"Come kiss me with those lips of thine,
For better are thy loves than wine;
And as the pourèd ointments be
Such is the savour of thy name,
And for the sweetness of the same
The virgins are in love with thee."

Compare the following almost unbelievable rubbish—

"As we with water wash away
Uncleanness from our flesh,
And sometimes often in a day
Ourselves are fain to wash."

Even in his earlier and purely secular work there is something, though less of this inequality, and its cause is not at all dubious. No poet, certainly no poet of merit, seems to have written with such absolute spontaneity and want of premeditation as Wither. The metre which was his favourite, and which he used with most success—the trochaic dimeter catalectic of seven syllables—lends itself almost as readily as the octosyllable to this frequently fatal fluency; but in Wither's hands, at least in his youth and early manhood, it is wonderfully successful, as here:—

"And sometimes, I do admire
All men burn not with desire.
Nay, I muse her servants are not
Pleading love: but O they dare not:
And I, therefore, wonder why
They do not grow sick and die.
Sure they would do so, but that,
By the ordinance of Fate,
There is some concealed thing
So each gazer limiting,
He can see no more of merit
Than beseems his worth and spirit.
For, in her, a grace there shines
That o'erdaring thoughts confines,
Making worthless men despair
To be loved of one so fair.
Yea the Destinies agree
Some good judgments blind should be:
And not gain the power of knowing
Those rare beauties, in her growing.
Reason doth as much imply,
For, if every judging eye
Which beholdeth her should there
Find what excellences are;
All, o'ercome by those perfections
Would be captive to affections.
So (in happiness unblest)
She for lovers should not rest."

Nor had he at times a less original and happy command of the rhymed decasyllabic couplet, which he sometimes handles after a fashion which makes one almost think of Dryden, and sometimes after a fashion (as in the lovely description of Alresford Pool at the opening of Philarete) which makes one think of more modern poets still. Besides this metrical proficiency and gift, Wither at this time (he thought fit to apologise for it later) had a very happy knack of blending the warm amatory enthusiasm of his time with sentiments of virtue and decency. There is in him absolutely nothing loose or obscene, and yet he is entirely free from the milk-and-water propriety which sometimes irritates the reader in such books as Habington's Castara. Wither is never mawkish, though he is never loose, and the swing of his verse at its best is only equalled by the rush of thought and feeling which animates it. As it is perhaps necessary to justify this high opinion, we may as well give the "Alresford Pool" above noted. It is like Browne, but it is better than anything Browne ever did; being like Browne, it is not unlike Keats; it is also singularly like Mr.

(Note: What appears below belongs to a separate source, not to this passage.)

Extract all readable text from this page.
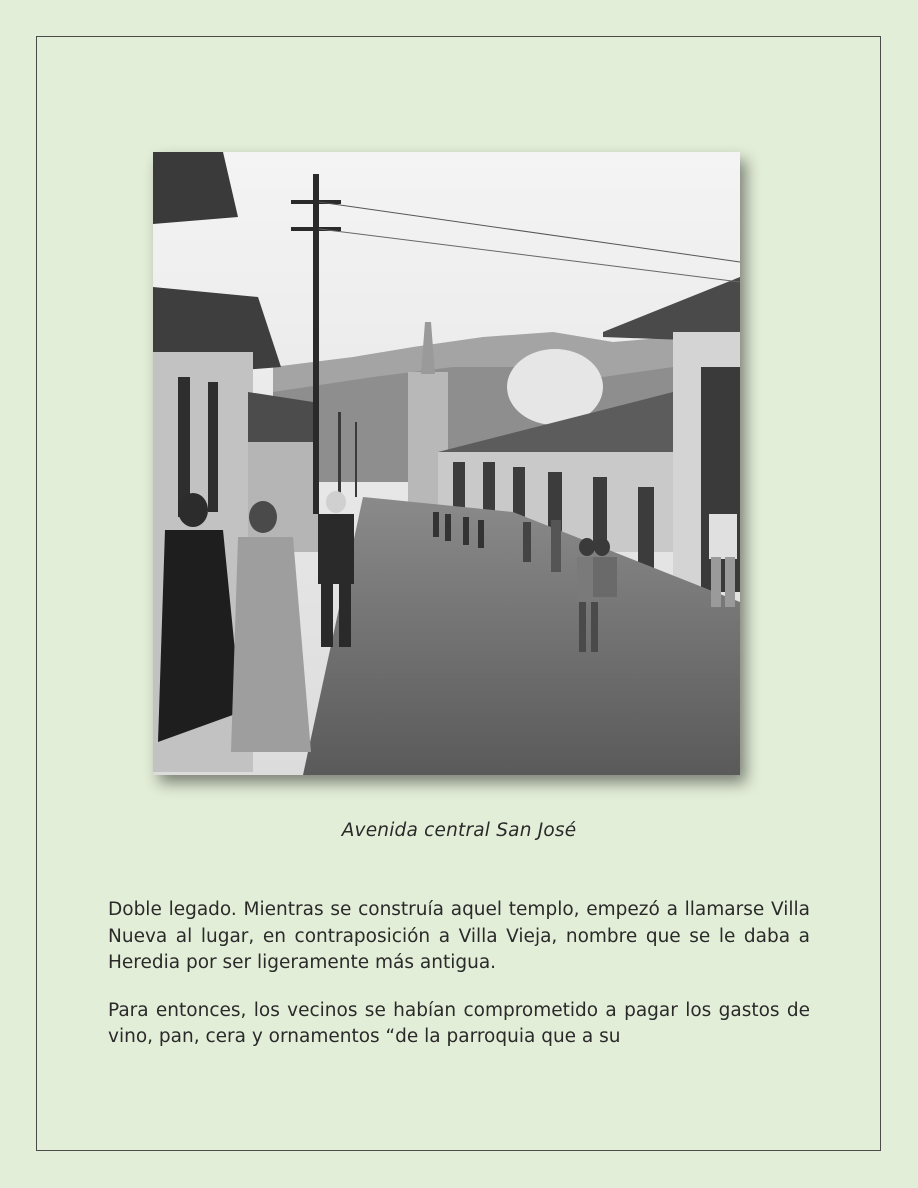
Avenida central San José

Doble legado. Mientras se construía aquel templo, empezó a llamarse Villa Nueva al lugar, en contraposición a Villa Vieja, nombre que se le daba a Heredia por ser ligeramente más antigua.

Para entonces, los vecinos se habían comprometido a pagar los gastos de vino, pan, cera y ornamentos “de la parroquia que a su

William Morris.

"For pleasant was that Pool; and near it, then,
Was neither rotten marsh nor boggy fen.
It was not overgrown with boisterous sedge,
Nor grew there rudely, then, along the edge
A bending willow, nor a prickly bush,
Nor broad-leafed flag, nor reed, nor knotty rush:
But here, well ordered, was a grove with bowers;
There, grassy plots, set round about with flowers.
Here, you might, through the water, see the land
Appear, strewed o'er with white or yellow sand.
Yon, deeper was it; and the wind, by whiffs,
Would make it rise, and wash the little cliffs;
On which, oft pluming, sate, unfrighted then
The gagling wild goose, and the snow-white swan,
With all those flocks of fowl, which, to this day
Upon those quiet waters breed and play."

When to this gift of description is added a frequent inspiration of pure fancy, it is scarcely surprising that—

"Such a strain as might befit
Some brave Tuscan poet's wit,"

to borrow a couplet of his own, often adorns Wither's verse.